Why Novak Djokovic won his visa appeal court case and what happens now

Novak Djokovic has won in his attempt to overturn the decision which would have prevented him from taking part in the upcoming Australian Open.

In a story which has dominated sports news for the last week, the men’s world No 1 tennis player was refused an entry visa to Australia. However, in the Federal Circuit Court of Australia, Judge Anthony Kelly reversed the decision and sanctioned that Djokovic should be released from detention.

Since Thursday, the Serb had been in detention in Melbourne but thanks to Kelly’s decision he has now been allowed to leave the quarantine hotel he was held in and restart his preparation to retain the men’s singles title.

The key part of the appeal revolved around how Djokovic was handled at the airport when he arrived in Australia and whether border control dealt with the situation in the appropriate manner.

Transcripts which showed the 34-year-old’s experience with border force have been released and show the tennis star being told he only had 20 minutes to attempt to get his visa reinstated.

Djokovic: “So you’re giving me legally 20 minutes to try to provide additional information that I don’t have?

“At 4 o clock in the morning? I mean you kind of put me in a very awkward position where at 4 in the morning I can’t call director of Tennis Australia, I can’t engage with anybody from the Victorian state government through Tennis Australia.”

Judge Kelly came to the decision that by only allowing the Serb 20 minutes to argue why his visa shouldn’t be taken away, border control acted inappropriately.

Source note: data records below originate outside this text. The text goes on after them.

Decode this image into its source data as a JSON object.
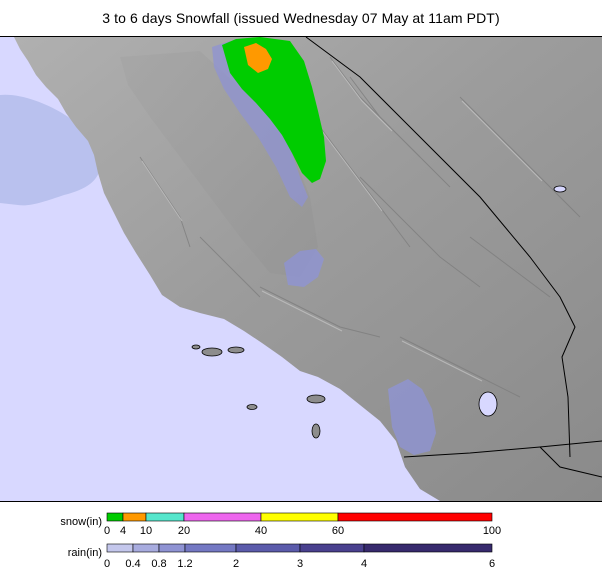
{
  "title": "3 to 6 days Snowfall (issued Wednesday 07 May at 11am PDT)",
  "legend": {
    "snow": {
      "label": "snow(in)",
      "ticks": [
        "0",
        "4",
        "10",
        "20",
        "40",
        "60",
        "100"
      ],
      "colors": [
        "#00cc00",
        "#ff9900",
        "#55e6cc",
        "#ee66ee",
        "#ffff00",
        "#ff0000"
      ]
    },
    "rain": {
      "label": "rain(in)",
      "ticks": [
        "0",
        "0.4",
        "0.8",
        "1.2",
        "2",
        "3",
        "4",
        "6"
      ],
      "colors": [
        "#c4c7ec",
        "#a8acdf",
        "#8f93d3",
        "#7478c3",
        "#5b5bab",
        "#49408e",
        "#372a6d"
      ]
    }
  },
  "map": {
    "ocean_color": "#d8d8ff",
    "land_color": "#9a9a9a",
    "offshore_rain_color": "#b9c1ee"
  }
}
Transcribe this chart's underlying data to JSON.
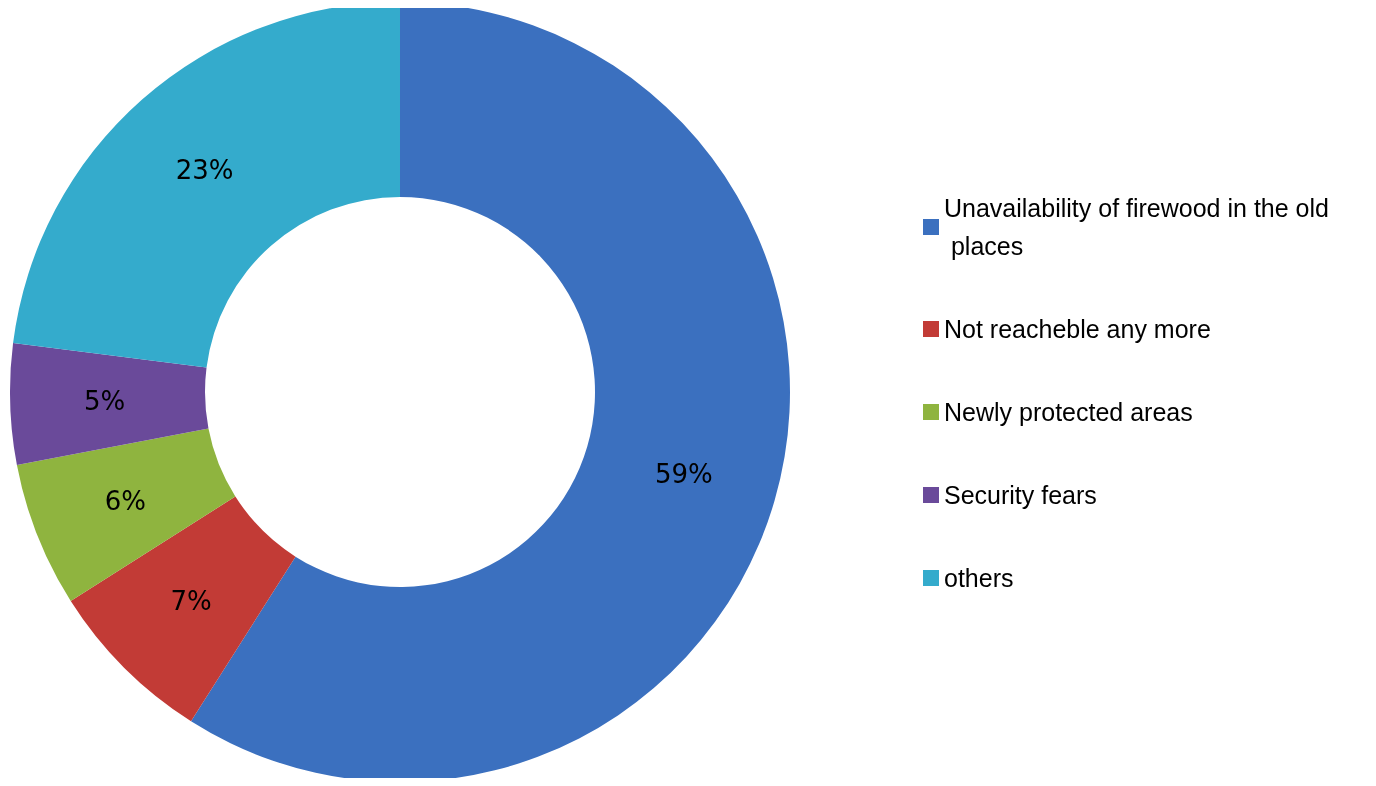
{
  "chart_data": {
    "type": "donut",
    "categories": [
      "Unavailability of firewood in the old places",
      "Not reacheble any more",
      "Newly protected areas",
      "Security fears",
      "others"
    ],
    "values": [
      59,
      7,
      6,
      5,
      23
    ],
    "colors": [
      "#3b70bf",
      "#c23b36",
      "#8fb43f",
      "#6a4a9a",
      "#34abcc"
    ],
    "value_labels": [
      "59%",
      "7%",
      "6%",
      "5%",
      "23%"
    ],
    "legend": "right"
  }
}
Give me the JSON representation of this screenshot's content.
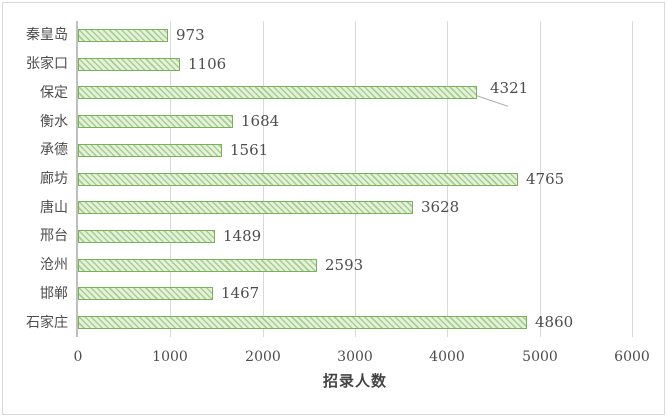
{
  "chart_data": {
    "type": "bar",
    "orientation": "horizontal",
    "title": "",
    "xlabel": "招录人数",
    "ylabel": "",
    "categories": [
      "秦皇岛",
      "张家口",
      "保定",
      "衡水",
      "承德",
      "廊坊",
      "唐山",
      "邢台",
      "沧州",
      "邯郸",
      "石家庄"
    ],
    "values": [
      973,
      1106,
      4321,
      1684,
      1561,
      4765,
      3628,
      1489,
      2593,
      1467,
      4860
    ],
    "data_labels": [
      "973",
      "1106",
      "4321",
      "1684",
      "1561",
      "4765",
      "3628",
      "1489",
      "2593",
      "1467",
      "4860"
    ],
    "x_ticks": [
      "0",
      "1000",
      "2000",
      "3000",
      "4000",
      "5000",
      "6000"
    ],
    "xlim": [
      0,
      6000
    ],
    "grid": "vertical-only",
    "legend": "none",
    "callout": {
      "category": "保定",
      "value": "4321",
      "has_leader_line": true
    },
    "colors": {
      "bar_fill_bg": "#E6F1DD",
      "bar_fill_stripe": "#A6CF8D",
      "bar_border": "#77B158",
      "gridline": "#D9D9D9",
      "axis_line": "#BFBFBF",
      "text": "#4D4D4D",
      "axis_title_text": "#444444",
      "leader_line": "#A6A6A6",
      "chart_border": "#D9D9D9",
      "background": "#FFFFFF"
    }
  }
}
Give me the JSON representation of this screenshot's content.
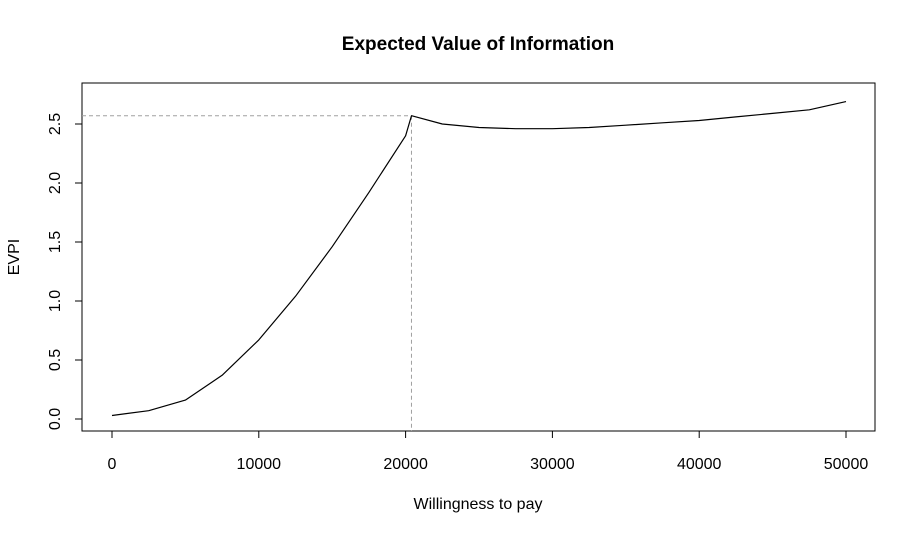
{
  "chart_data": {
    "type": "line",
    "title": "Expected Value of Information",
    "xlabel": "Willingness to pay",
    "ylabel": "EVPI",
    "xlim": [
      0,
      50000
    ],
    "ylim": [
      0,
      2.7
    ],
    "xticks": [
      "0",
      "10000",
      "20000",
      "30000",
      "40000",
      "50000"
    ],
    "yticks": [
      "0.0",
      "0.5",
      "1.0",
      "1.5",
      "2.0",
      "2.5"
    ],
    "x": [
      0,
      2500,
      5000,
      7500,
      10000,
      12500,
      15000,
      17500,
      20000,
      20400,
      22500,
      25000,
      27500,
      30000,
      32500,
      35000,
      37500,
      40000,
      42500,
      45000,
      47500,
      50000
    ],
    "y": [
      0.03,
      0.07,
      0.16,
      0.37,
      0.67,
      1.04,
      1.46,
      1.92,
      2.4,
      2.57,
      2.5,
      2.47,
      2.46,
      2.46,
      2.47,
      2.49,
      2.51,
      2.53,
      2.56,
      2.59,
      2.62,
      2.69
    ],
    "reference": {
      "x": 20400,
      "y": 2.57
    },
    "colors": {
      "line": "#000000",
      "reference": "#a0a0a0"
    },
    "grid": false,
    "legend": "none"
  }
}
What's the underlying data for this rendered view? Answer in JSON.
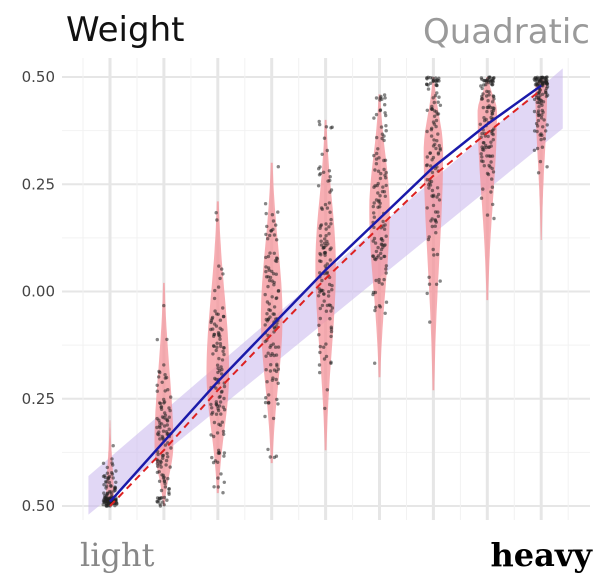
{
  "chart_data": {
    "type": "violin-scatter",
    "title": "Weight",
    "subtitle": "Quadratic",
    "xlabel_left": "light",
    "xlabel_right": "heavy",
    "ylabel": "",
    "ylim": [
      -0.5,
      0.5
    ],
    "yticks": [
      -0.5,
      -0.25,
      0.0,
      0.25,
      0.5
    ],
    "ytick_labels": [
      "0.50",
      "0.25",
      "0.00",
      "0.25",
      "0.50"
    ],
    "x_levels": [
      1,
      2,
      3,
      4,
      5,
      6,
      7,
      8,
      9
    ],
    "xlim": [
      0.1,
      10.0
    ],
    "violins": [
      {
        "x": 1,
        "center": -0.49,
        "low": -0.5,
        "high": -0.3,
        "width": 0.15
      },
      {
        "x": 2,
        "center": -0.36,
        "low": -0.5,
        "high": 0.02,
        "width": 0.35
      },
      {
        "x": 3,
        "center": -0.19,
        "low": -0.47,
        "high": 0.21,
        "width": 0.42
      },
      {
        "x": 4,
        "center": -0.06,
        "low": -0.4,
        "high": 0.3,
        "width": 0.4
      },
      {
        "x": 5,
        "center": 0.06,
        "low": -0.37,
        "high": 0.4,
        "width": 0.38
      },
      {
        "x": 6,
        "center": 0.19,
        "low": -0.2,
        "high": 0.46,
        "width": 0.38
      },
      {
        "x": 7,
        "center": 0.33,
        "low": -0.23,
        "high": 0.5,
        "width": 0.36
      },
      {
        "x": 8,
        "center": 0.42,
        "low": -0.02,
        "high": 0.5,
        "width": 0.36
      },
      {
        "x": 9,
        "center": 0.48,
        "low": 0.12,
        "high": 0.5,
        "width": 0.22
      }
    ],
    "quadratic_fit": {
      "x": [
        1,
        2,
        3,
        4,
        5,
        6,
        7,
        8,
        9
      ],
      "y": [
        -0.49,
        -0.35,
        -0.21,
        -0.08,
        0.05,
        0.17,
        0.29,
        0.39,
        0.48
      ]
    },
    "dashed_fit": {
      "x": [
        1,
        2,
        3,
        4,
        5,
        6,
        7,
        8,
        9
      ],
      "y": [
        -0.5,
        -0.37,
        -0.23,
        -0.1,
        0.03,
        0.15,
        0.27,
        0.37,
        0.47
      ]
    },
    "confidence_band": {
      "x": [
        0.6,
        9.4
      ],
      "lower": [
        -0.52,
        0.38
      ],
      "upper": [
        -0.43,
        0.52
      ]
    },
    "colors": {
      "violin": "#f4939a",
      "points": "#222222",
      "band": "#c9b6ec",
      "fit_line": "#1a1aaa",
      "dashed_line": "#dd2222",
      "grid_major": "#e6e6e6",
      "grid_minor": "#f2f2f2"
    }
  }
}
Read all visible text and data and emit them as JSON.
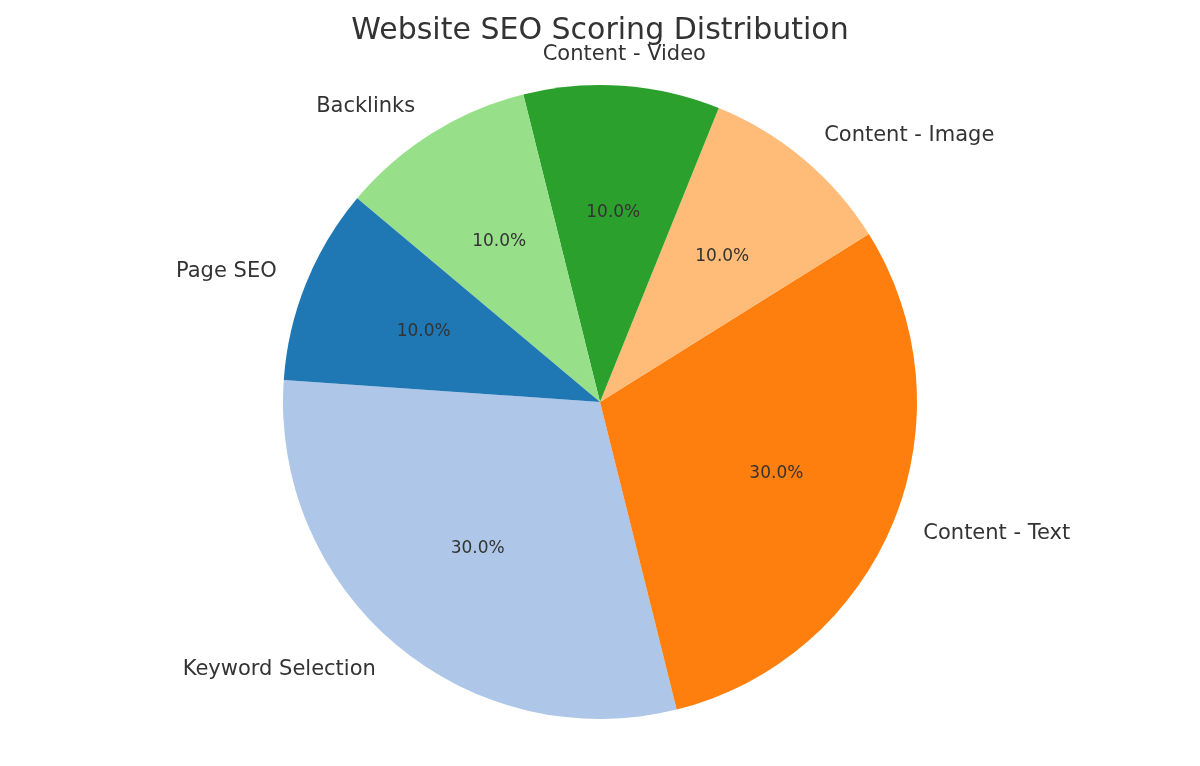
{
  "chart_data": {
    "type": "pie",
    "title": "Website SEO Scoring Distribution",
    "categories": [
      "Keyword Selection",
      "Content - Text",
      "Content - Image",
      "Content - Video",
      "Backlinks",
      "Page SEO"
    ],
    "values": [
      30,
      30,
      10,
      10,
      10,
      10
    ],
    "colors": [
      "#aec7e8",
      "#ff7f0e",
      "#ffbb78",
      "#2ca02c",
      "#98df8a",
      "#1f77b4"
    ],
    "value_labels": [
      "30.0%",
      "30.0%",
      "10.0%",
      "10.0%",
      "10.0%",
      "10.0%"
    ]
  }
}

Judge Kelly said of Djokovic’s unfair treatment: “We all play by the same rules. Stated in other terms: those rules were not observed.”

The government conceded that they couldn’t argue against the decision and agreed Djokovic should have been allowed more time to prepare an argument.

This was the turning point in Djokovic’s appeal, he had broken the Australian government’s serve and was on his way back from two sets down to taking control of the affair.

Djokovic was also helped in his case by having contracted Covid-19 last month. The Serb’s lawyers had argued that he had tested positive for Covid-19 on December 16and a copy of his positive PCR test was submitted to the court.

It was stated that two separate medical boards and Tennis Australia were aware of this and for this reason granted him an exemption to be allowed into the country.

In the end, Judge Kelly summed up the case by asking: “What more could he [Djokovic] have done?” Allowing for the immediate removal of Djokovic from detention.

However, this is far from over. It has been suggested that Alex Hawke, Australia’s Immigration Minister, might still decide to use his powers to, once again, withdraw Novak Djokovic’s visa but it remains unclear whether or not this is simply speculation or a threat to the reigning champion.